The pandemic – and the associated supply chain crunch – accelerated the speed at which fashion retailers need to push through their digital transformation. Bare virtual shelves and unpredictable backorders have exposed the fact that too many retailers are still using historical data sets to forecast demand, when they should be using real-time intelligence to tame growing volatility. Despite retailers having sophisticated statistical models and advanced tools to forecast demand, the product data that they often use as a key input is often thin, inconsistent, or even inaccurate.
So, can better product attribution data save the day?
The Problem With an Out-of-Sync Supply Chain
The e-commerce share of fashion sales jumped from 16% to 29% during the pandemic, and with recent shifts in buying behavior looking permanent, the forecast continues to be positive. According to a McKinsey survey, 77% of fashion executives said they expected their online business to grow by 20% or more in 2021. The problem is that not enough retailers have the infrastructure to handle the increase in demand or meet the investment required. When the supply chain is out of synch with the front end customer experience, two things can happen:
- Out of Stock: Return rates in fashion retail are already as high as 50%, according to Shopify. But when a customer cannot even order the item they want to begin with, that negative customer experience can be just as costly.
- Overstock: Stock sitting on shelves is bad for business, and not just through high storage costs. When a retailer is too slow to respond to trends and misses the fashion window, the only option to clear the shelves is to mark items down at the end of the season.

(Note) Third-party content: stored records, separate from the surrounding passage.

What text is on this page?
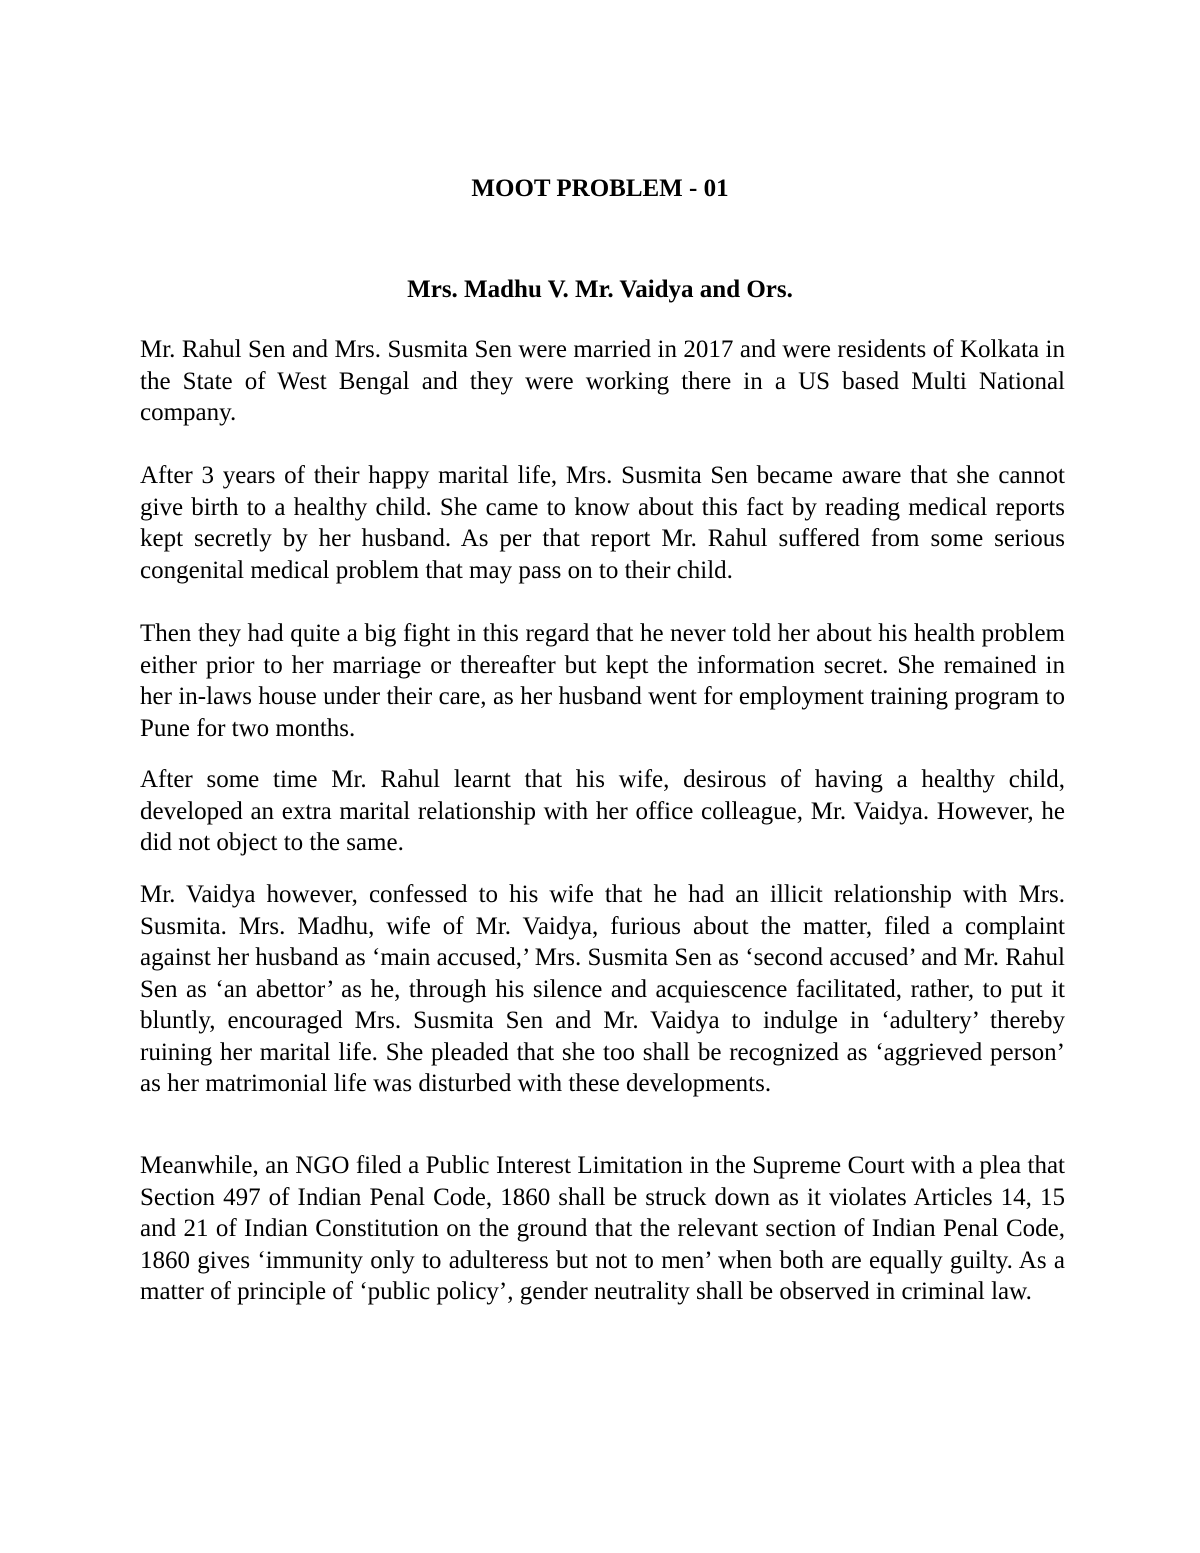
MOOT PROBLEM - 01
Mrs. Madhu V. Mr. Vaidya and Ors.

Mr. Rahul Sen and Mrs. Susmita Sen were married in 2017 and were residents of Kolkata in the State of West Bengal and they were working there in a US based Multi National company.

After 3 years of their happy marital life, Mrs. Susmita Sen became aware that she cannot give birth to a healthy child. She came to know about this fact by reading medical reports kept secretly by her husband. As per that report Mr. Rahul suffered from some serious congenital medical problem that may pass on to their child.

Then they had quite a big fight in this regard that he never told her about his health problem either prior to her marriage or thereafter but kept the information secret. She remained in her in-laws house under their care, as her husband went for employment training program to Pune for two months.

After some time Mr. Rahul learnt that his wife, desirous of having a healthy child, developed an extra marital relationship with her office colleague, Mr. Vaidya. However, he did not object to the same.

Mr. Vaidya however, confessed to his wife that he had an illicit relationship with Mrs. Susmita. Mrs. Madhu, wife of Mr. Vaidya, furious about the matter, filed a complaint against her husband as ‘main accused,’ Mrs. Susmita Sen as ‘second accused’ and Mr. Rahul Sen as ‘an abettor’ as he, through his silence and acquiescence facilitated, rather, to put it bluntly, encouraged Mrs. Susmita Sen and Mr. Vaidya to indulge in ‘adultery’ thereby ruining her marital life. She pleaded that she too shall be recognized as ‘aggrieved person’ as her matrimonial life was disturbed with these developments.

Meanwhile, an NGO filed a Public Interest Limitation in the Supreme Court with a plea that Section 497 of Indian Penal Code, 1860 shall be struck down as it violates Articles 14, 15 and 21 of Indian Constitution on the ground that the relevant section of Indian Penal Code, 1860 gives ‘immunity only to adulteress but not to men’ when both are equally guilty. As a matter of principle of ‘public policy’, gender neutrality shall be observed in criminal law.
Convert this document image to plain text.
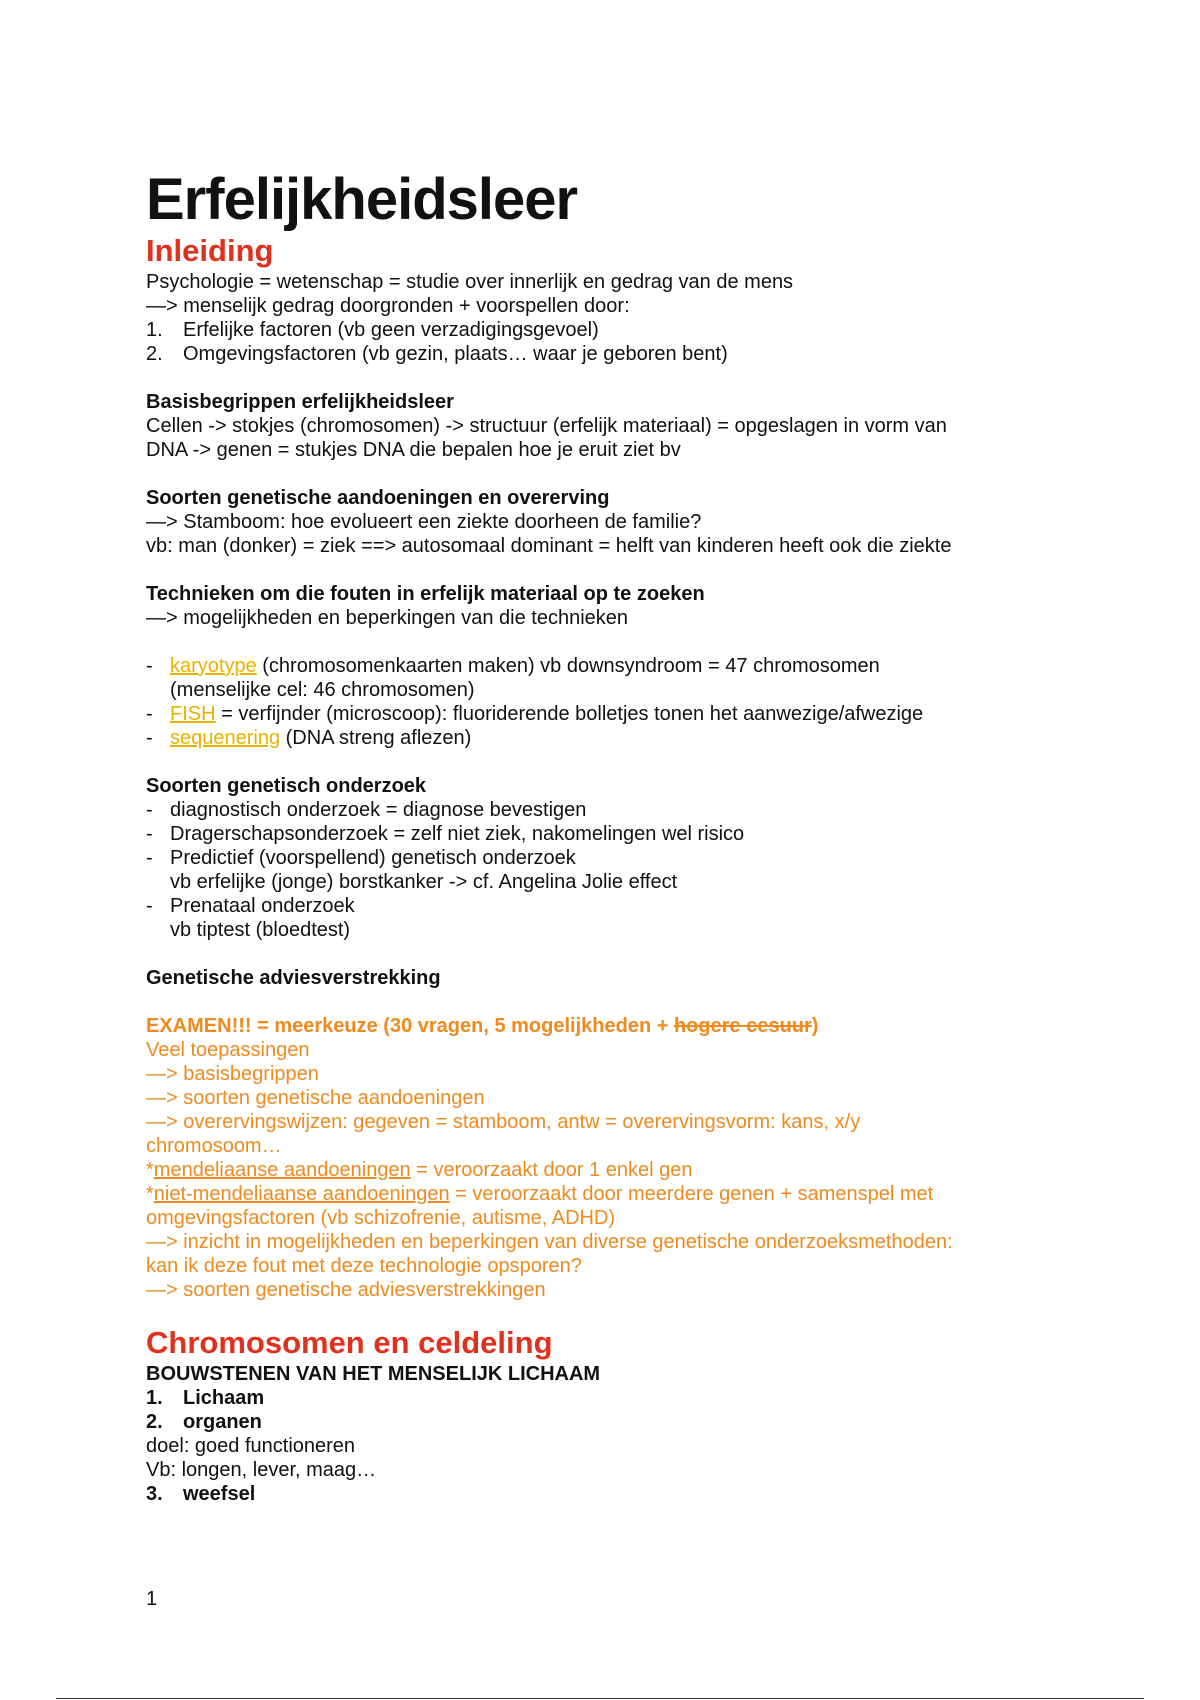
Erfelijkheidsleer
Inleiding
Psychologie = wetenschap = studie over innerlijk en gedrag van de mens
—> menselijk gedrag doorgronden + voorspellen door:
1. Erfelijke factoren (vb geen verzadigingsgevoel)
2. Omgevingsfactoren (vb gezin, plaats… waar je geboren bent)
Basisbegrippen erfelijkheidsleer
Cellen -> stokjes (chromosomen) -> structuur (erfelijk materiaal) = opgeslagen in vorm van
DNA -> genen = stukjes DNA die bepalen hoe je eruit ziet bv
Soorten genetische aandoeningen en overerving
—> Stamboom: hoe evolueert een ziekte doorheen de familie?
vb: man (donker) = ziek ==> autosomaal dominant = helft van kinderen heeft ook die ziekte
Technieken om die fouten in erfelijk materiaal op te zoeken
—> mogelijkheden en beperkingen van die technieken
- karyotype (chromosomenkaarten maken) vb downsyndroom = 47 chromosomen
(menselijke cel: 46 chromosomen)
- FISH = verfijnder (microscoop): fluoriderende bolletjes tonen het aanwezige/afwezige
- sequenering (DNA streng aflezen)
Soorten genetisch onderzoek
- diagnostisch onderzoek = diagnose bevestigen
- Dragerschapsonderzoek = zelf niet ziek, nakomelingen wel risico
- Predictief (voorspellend) genetisch onderzoek
vb erfelijke (jonge) borstkanker -> cf. Angelina Jolie effect
- Prenataal onderzoek
vb tiptest (bloedtest)
Genetische adviesverstrekking
EXAMEN!!! = meerkeuze (30 vragen, 5 mogelijkheden + hogere cesuur)
Veel toepassingen
—> basisbegrippen
—> soorten genetische aandoeningen
—> overervingswijzen: gegeven = stamboom, antw = overervingsvorm: kans, x/y
chromosoom…
*mendeliaanse aandoeningen = veroorzaakt door 1 enkel gen
*niet-mendeliaanse aandoeningen = veroorzaakt door meerdere genen + samenspel met
omgevingsfactoren (vb schizofrenie, autisme, ADHD)
—> inzicht in mogelijkheden en beperkingen van diverse genetische onderzoeksmethoden:
kan ik deze fout met deze technologie opsporen?
—> soorten genetische adviesverstrekkingen
Chromosomen en celdeling
BOUWSTENEN VAN HET MENSELIJK LICHAAM
1. Lichaam
2. organen
doel: goed functioneren
Vb: longen, lever, maag…
3. weefsel
1
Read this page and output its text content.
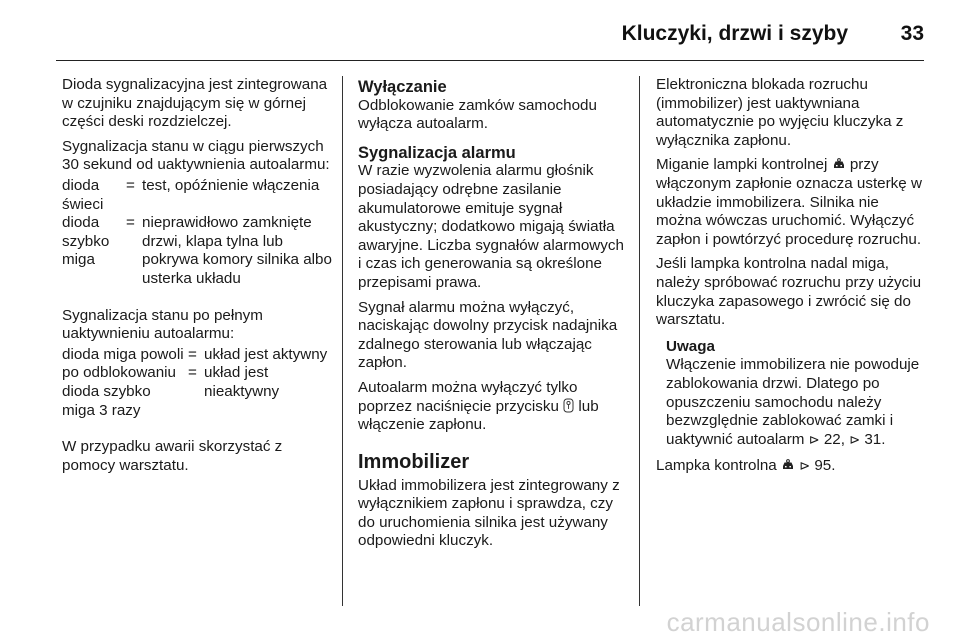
Kluczyki, drzwi i szyby	33

Dioda sygnalizacyjna jest zintegrowana w czujniku znajdującym się w górnej części deski rozdzielczej.

Sygnalizacja stanu w ciągu pierwszych 30 sekund od uaktywnienia autoalarmu:

dioda świeci
= test, opóźnienie włączenia
dioda szybko miga
= nieprawidłowo zamknięte drzwi, klapa tylna lub pokrywa komory silnika albo usterka układu

Sygnalizacja stanu po pełnym uaktywnieniu autoalarmu:

dioda miga powoli = układ jest aktywny
po odblokowaniu dioda szybko miga 3 razy
= układ jest nieaktywny

W przypadku awarii skorzystać z pomocy warsztatu.

Wyłączanie

Odblokowanie zamków samochodu wyłącza autoalarm.

Sygnalizacja alarmu

W razie wyzwolenia alarmu głośnik posiadający odrębne zasilanie akumulatorowe emituje sygnał akustyczny; dodatkowo migają światła awaryjne. Liczba sygnałów alarmowych i czas ich generowania są określone przepisami prawa.

Sygnał alarmu można wyłączyć, naciskając dowolny przycisk nadajnika zdalnego sterowania lub włączając zapłon.

Autoalarm można wyłączyć tylko poprzez naciśnięcie przycisku lub włączenie zapłonu.

Immobilizer

Układ immobilizera jest zintegrowany z wyłącznikiem zapłonu i sprawdza, czy do uruchomienia silnika jest używany odpowiedni kluczyk.

Elektroniczna blokada rozruchu (immobilizer) jest uaktywniana automatycznie po wyjęciu kluczyka z wyłącznika zapłonu.

Miganie lampki kontrolnej przy włączonym zapłonie oznacza usterkę w układzie immobilizera. Silnika nie można wówczas uruchomić. Wyłączyć zapłon i powtórzyć procedurę rozruchu.

Jeśli lampka kontrolna nadal miga, należy spróbować rozruchu przy użyciu kluczyka zapasowego i zwrócić się do warsztatu.

Uwaga
Włączenie immobilizera nie powoduje zablokowania drzwi. Dlatego po opuszczeniu samochodu należy bezwzględnie zablokować zamki i uaktywnić autoalarm ⊳ 22, ⊳ 31.

Lampka kontrolna ⊳ 95.

carmanualsonline.info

Bear in mind that just 60% of garments are sold at full price as it is, and the damage to the bottom line can be catastrophic.
Surging Demand Will Continue to Impact E-Commerce
We’ve already established that consumers are shopping more online than ever, particularly since the onset of the pandemic. In the US alone, 33% of retail sales are now through e-commerce, and fashion has earned its share — with the e-commerce fashion market expected to be worth $672 billion by 2023. A staggering 43% of consumers who had never purchased clothing online did so for the first time in 2020, and a significant proportion of those took advantage of disruptive models in retail.
With new ways of shopping come new expectations for delivery. Amazon Prime has set the benchmark for exceptional convenience at unprecedented speed, and the same-day delivery market will be worth $9.6 billion in the U.S. by 2022.
All these trends point to a sector that is evolving at a furious pace. Herein lies the problem. Retailers simply can’t respond with the data they have right now. Most lack the data visibility they need to see how various trends and styles resonate with customers or offer personalization to build customer loyalty and tame the serial returners.
How Granular Product Attributes Make a Difference
By leveraging granular, intent-driven product attributes, retailers can make significant progress in demand forecasting and supply chain optimization. With the data visibility and insight they need, these retailers can accomplish three urgent objectives:
- Replace wholesale pre-orders with a leaner, demand-led, made-to-order model that empowers product development, fueled by AI to launch lines that are guaranteed to sell out fast.
- Reduce assortment complexity, clean up the product catalog, and use data analytics to identify the most profitable SKUs.
- With many brands scaling back the number of seasonal collections a year, data from granular product attributes can help extract more value from those that remain. With better analytics, retailers can lean more towards price optimization and dynamic discounting rather than big end-of-season markdowns. This is of huge value to a retailer’s bottom-line.
Instead of embarking on a futile chase to catch up with historical trends, retailers can use granular product data to pivot to the much-heralded zero-based supply chain management. Crucial to the shift is better visibility of costs, demand, resources and capacity. By unlocking the insights of granular product attributes, retailers can:
- Invest manufacturing and fulfillment budgets in the products that generate the most revenue.
- Improve demand forecasting, particularly around seasonal spikes or emerging trends.
- Gather proxy products, defined through AI-powered computer vision, to accurately forecast demand for brand new product lines.
- Deliver personalized experiences to open up the option of a subscription-forward business model.
- Nurture an engaged, active, and loyal customer base that is more likely to buy new product lines and less likely to return items.
The supply chain is only as robust as the data that feeds into it at the source. In retail, granular product attributes can help reduce mountains of unsold inventory in the warehouse. The more insight the retailer has into their customer’s preferences and the intent and context behind their choices, the better positioned they’ll be to anticipate demand and eliminate the uncertainty that causes overstocking. The future of retail is not off-the-shelf, but rather, on-demand.